Practical arrangements may also be brought up in the first interview. Towards the end of the interview, questions such as “have you thought about how much you’d like to pay?” or “have you thought about how often you’d like to come?” are not uncommon.

The discussion of these and similar items may also be viewed as a part of the treatment itself; i.e., in talking about all of these practical matters “(a)rrangements and rules are flexibly formulated as dynamic tools of therapy.” (Spotnitz, 1976a, p. 141).

If an agreement can be reached, the therapeutic relationship will be based upon
… what can reasonably be expected of the patient at the emotional level at which he enters treatment. Provided that he agrees verbally to participate to that extent, the analyst assumes all responsibility for the treatment process… This changes, of course, as the patient makes progress, he becomes more and more capable of assuming an increasing degree of responsibility. Eventually he assumes full responsibility for the success or failure of the treatment. (Spotnitz, 1985, p. 122).
The therapeutic relationship in modern psychoanalysis is therefore built “from the ground up,” similarly to “the mother-child relationship.” (Spotnitz, 1985, p. 113).
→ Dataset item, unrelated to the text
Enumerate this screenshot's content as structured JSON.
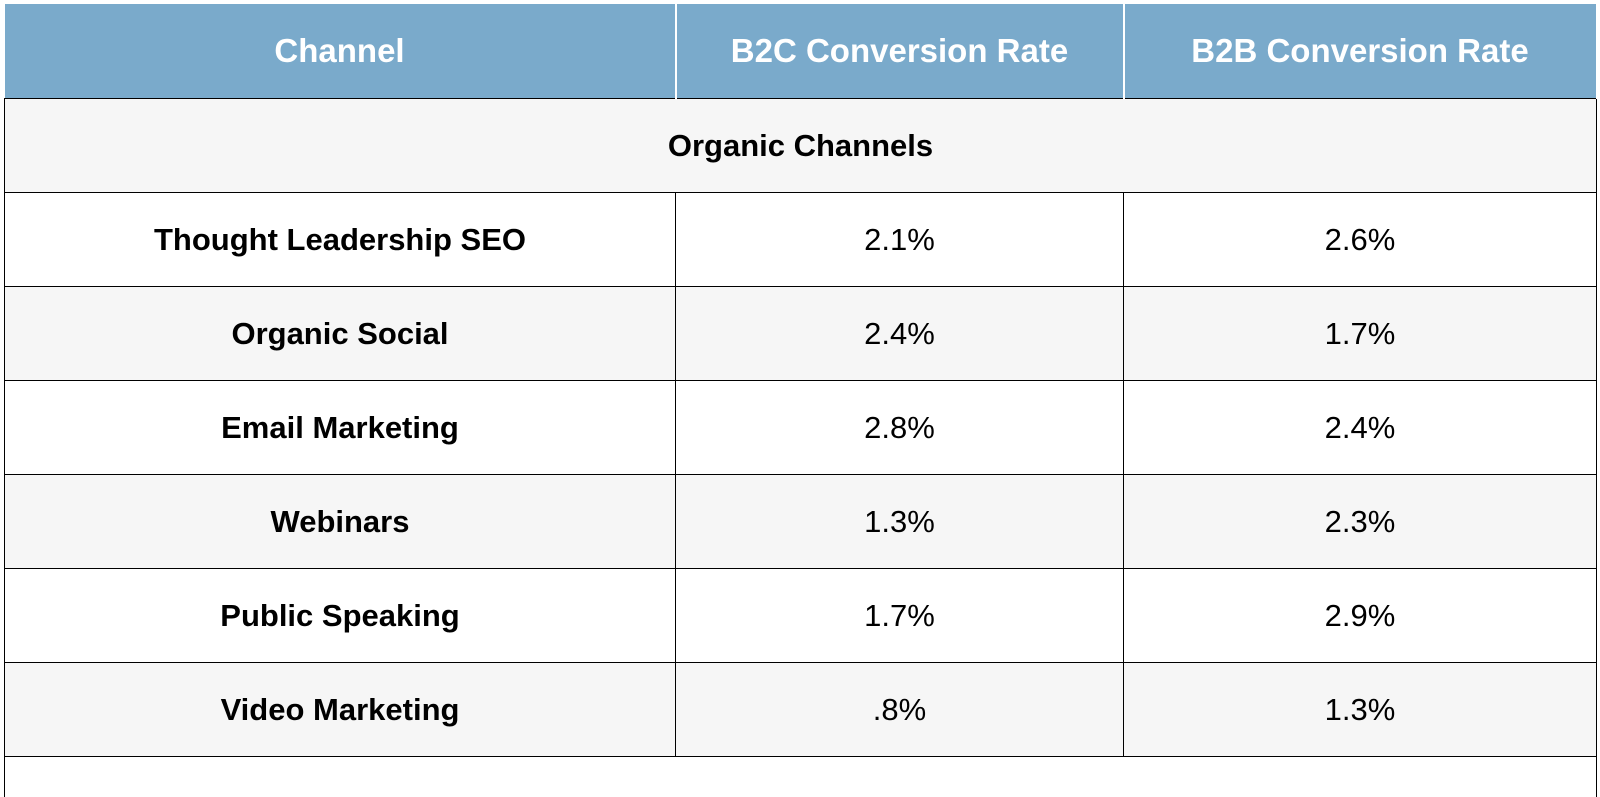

This modern approach is particularly useful for those who would have been deemed “unanalyzable” by classical analysts. As Dr. Spotnitz (1985, p. 115, emphasis omitted) says:

The schizophrenic patient who can cooperate… [to a great extent]… in the early stage of treatment is rarely encountered. Nevertheless, the patient becomes capable of making that contribution if the analyst accepts the responsibility for developing an effectual alliance with him.

If the analyst accepts the responsibility and the patient begins talking, the analyst then needs to consider all those other matters in the interest of the patient, such as whether and when interventions might be necessary, whether and how a transference might develop, and what the resulting therapeutic relationship will be.


References


Fennessy, J. (2006). Free Association and Resistance. (Online at: http://modernpsychoanalysis.blogspot.com, August 03, 2006).

Spotnitz, H. (1976a). Psychotherapy of Preoedipal Conditions, N.Y., Jason Aronson.

Spotnitz, H. and Meadow, P. (1976b). Treatment of the Narcissistic Neuroses, NY, Man. Center For Advanced Psychoanalytic Studies.

Spotnitz, H. (1985). Modern Psychoanalysis of the Schizophrenic Patient: Theory of the Technique, Second Edition, NY, Human Sciences Press.


© 2006, James G. Fennessy, M.A., J.D.